What is Teradata Query Rewriting?
Teradata query rewriting is part of the Teradata optimization process.
The optimizer replaces your query with a better version, which is assumed to be less resource-intense and faster.
Of course, both queries have to deliver the same result set. To achieve better performance, Teradata utilizes several optimization strategies.
We will show you the most frequently applied optimization techniques.
1. Removing unreferenced columns and expressions from the VIEW select list
Without this enhancement, all VIEW columns would have to be spooled during query execution.
Let’s assume we have the following view definition:
CREATE VIEW MyView AS
SELECT col1, col2, AVG(col3) myavg
FROM table1 t01, table2 t02
WHERE t01.pk=t02.pk GROUP BY 1,2;
We are running the following query:
SELECT MAX(myavg) FROM MyView;
In the above example, view columns col1 and col2 can be eliminated, and only the column myavg will be spooled.
Another example will show you that it is even possible to eliminate spool usage:
SELECT COUNT(*) FROM MyView;
The above query does not reference any view column. The number of rows can be derived from the cylinder index alone!
The elimination of view columns from the spool is a widespread technique the optimizer uses for spool usage reduction.
2. Conversion of outer joins to inner joins
Whenever the optimizer detects that a query can be satisfied with an inner join, the outer join will be replaced to improve join performance:
SELECT DISTINCT(col1)
FROM table1 LEFT OUTER JOIN table2 ON table1.pk=table2.pk
WHERE table2.col2 = 100 ;
The outer join can safely be converted to an inner join in the above example as the WHERE condition filters any non-matching rows.
3. Folding of Views
When applying this enhancement, the optimizer completely removes the reference to views from the execution plan (view folding).

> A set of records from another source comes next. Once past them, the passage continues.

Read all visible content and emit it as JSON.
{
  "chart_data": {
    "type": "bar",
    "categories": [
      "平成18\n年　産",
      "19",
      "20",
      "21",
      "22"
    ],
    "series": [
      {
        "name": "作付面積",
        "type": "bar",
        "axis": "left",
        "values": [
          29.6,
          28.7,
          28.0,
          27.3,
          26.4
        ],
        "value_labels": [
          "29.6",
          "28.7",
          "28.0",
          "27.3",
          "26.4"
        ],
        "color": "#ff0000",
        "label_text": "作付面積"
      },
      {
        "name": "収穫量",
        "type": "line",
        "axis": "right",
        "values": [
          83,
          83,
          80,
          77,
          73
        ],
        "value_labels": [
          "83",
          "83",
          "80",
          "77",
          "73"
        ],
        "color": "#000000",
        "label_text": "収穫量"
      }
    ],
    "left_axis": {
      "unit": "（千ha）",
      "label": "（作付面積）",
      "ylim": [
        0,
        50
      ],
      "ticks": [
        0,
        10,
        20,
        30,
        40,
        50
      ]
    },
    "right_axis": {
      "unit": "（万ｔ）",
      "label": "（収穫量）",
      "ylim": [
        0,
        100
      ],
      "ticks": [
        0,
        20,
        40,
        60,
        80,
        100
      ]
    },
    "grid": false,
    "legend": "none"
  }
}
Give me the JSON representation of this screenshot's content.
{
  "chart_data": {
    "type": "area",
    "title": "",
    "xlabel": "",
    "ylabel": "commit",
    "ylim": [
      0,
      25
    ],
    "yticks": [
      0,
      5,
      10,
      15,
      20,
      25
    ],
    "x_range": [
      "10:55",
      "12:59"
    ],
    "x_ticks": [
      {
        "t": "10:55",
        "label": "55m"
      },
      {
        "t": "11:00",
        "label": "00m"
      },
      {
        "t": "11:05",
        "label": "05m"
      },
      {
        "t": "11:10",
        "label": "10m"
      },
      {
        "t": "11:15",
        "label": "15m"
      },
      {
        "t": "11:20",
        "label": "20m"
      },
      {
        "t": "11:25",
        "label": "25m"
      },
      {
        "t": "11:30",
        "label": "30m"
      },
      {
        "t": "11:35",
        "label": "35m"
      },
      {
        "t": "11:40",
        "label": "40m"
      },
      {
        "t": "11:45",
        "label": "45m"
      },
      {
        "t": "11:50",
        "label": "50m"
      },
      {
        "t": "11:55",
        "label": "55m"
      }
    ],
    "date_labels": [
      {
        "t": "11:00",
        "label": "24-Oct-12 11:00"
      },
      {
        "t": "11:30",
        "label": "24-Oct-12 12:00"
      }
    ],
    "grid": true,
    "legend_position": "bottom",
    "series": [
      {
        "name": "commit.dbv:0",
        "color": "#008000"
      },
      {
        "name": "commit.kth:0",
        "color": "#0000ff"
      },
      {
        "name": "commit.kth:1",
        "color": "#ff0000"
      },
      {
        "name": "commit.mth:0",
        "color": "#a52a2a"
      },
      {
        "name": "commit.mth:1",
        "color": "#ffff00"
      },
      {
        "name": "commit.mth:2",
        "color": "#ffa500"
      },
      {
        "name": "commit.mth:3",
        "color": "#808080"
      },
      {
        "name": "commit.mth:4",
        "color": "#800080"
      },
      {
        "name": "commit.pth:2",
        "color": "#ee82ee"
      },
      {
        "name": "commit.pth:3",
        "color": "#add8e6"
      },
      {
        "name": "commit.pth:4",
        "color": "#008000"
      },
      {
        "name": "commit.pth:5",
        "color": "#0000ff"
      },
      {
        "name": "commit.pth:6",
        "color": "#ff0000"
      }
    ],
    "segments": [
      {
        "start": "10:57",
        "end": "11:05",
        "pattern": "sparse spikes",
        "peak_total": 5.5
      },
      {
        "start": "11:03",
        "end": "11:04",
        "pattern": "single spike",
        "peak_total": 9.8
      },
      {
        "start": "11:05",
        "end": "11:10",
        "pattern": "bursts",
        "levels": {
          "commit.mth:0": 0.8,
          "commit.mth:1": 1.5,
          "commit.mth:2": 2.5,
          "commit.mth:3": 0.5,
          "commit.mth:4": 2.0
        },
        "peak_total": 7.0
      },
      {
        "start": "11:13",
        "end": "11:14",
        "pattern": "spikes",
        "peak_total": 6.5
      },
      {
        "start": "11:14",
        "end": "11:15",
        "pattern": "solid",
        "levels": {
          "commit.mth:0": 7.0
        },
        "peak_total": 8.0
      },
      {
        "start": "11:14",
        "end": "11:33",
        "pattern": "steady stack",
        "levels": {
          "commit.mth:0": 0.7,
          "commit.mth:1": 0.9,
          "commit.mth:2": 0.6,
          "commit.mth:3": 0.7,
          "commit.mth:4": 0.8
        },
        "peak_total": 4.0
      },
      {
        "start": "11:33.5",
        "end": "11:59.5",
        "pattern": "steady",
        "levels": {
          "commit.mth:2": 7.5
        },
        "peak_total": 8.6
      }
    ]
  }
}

Let’s assume we have the following view definition:
CREATE VIEW MyView AS
SELECT col1, col2, SUM(col3*col4) the_sum
FROM table1, table2
WHERE table1.pk=table2.pk GROUP BY 1,2;
We run the following query:
SELECT col2 FROM MyView WHERE the_sum > 100;
The optimizer would rewrite the above example in the following form:
SELECT col2 FROM table1, table2
WHERE table1.pk=table2.pk
GROUP BY 1,2
HAVING SUM(col3*col4) > 100;
As you can see, the view was eliminated from the execution plan.
4. Predicate Pushdown
With this technique, the optimizer pushes down existing query predicates. In the above example, the WHERE predicate would be applied already in the inner sub-query t01:
SELECT SUM(the_sum) the_overall_sum
FROM (
SELECT col1, col2, SUM(col3*col4) the_sum
FROM table1, table2
WHERE table1.col1=table2.col2
GROUP BY 1, 2 ) t01
WHERE col1 IN (1,2,3,4,5) ;
5. Elimination of SET operator branches
If a SET branch contains an unsatisfiable condition, Â the branch will be eliminated from the query.
Let’s assume we have the example query below:
SELECT * FROM table1 WHERE month_id= 1
UNION ALL
SELECT * FROM table2 WHERE month_id = 1 ;
Further, we assume to have a check constraint on month_id, ensuring that table1 only contains month_id = 1 and table2 contains month_id = 2:
The optimizer can safely rewrite the above query to:
SELECT * FROM table1 WHERE month_id = 1 ;
6. Elimination of Joins
Unneeded Joins are eliminated from the execution plan:
SELECT table1.* FROM table1 LEFT JOIN table2 ON table1.pk=table2.pk ;
The above query can be satisfied by spooling only table1:
SELECT table1.* FROM table1;
As you can see, the optimizer tries its best to improve your queries. I hope you enjoyed this post!
Great article.
Sounds that Optimizer became much better with Version 14.0.
Hi Roland:
In what Teradata version did the ‘Query Rewrite of queries using views’ appear. I did not know that queries using views could be re-worked to eliminate the view-based-query entirely and go straight to the underlying tables – which support the view.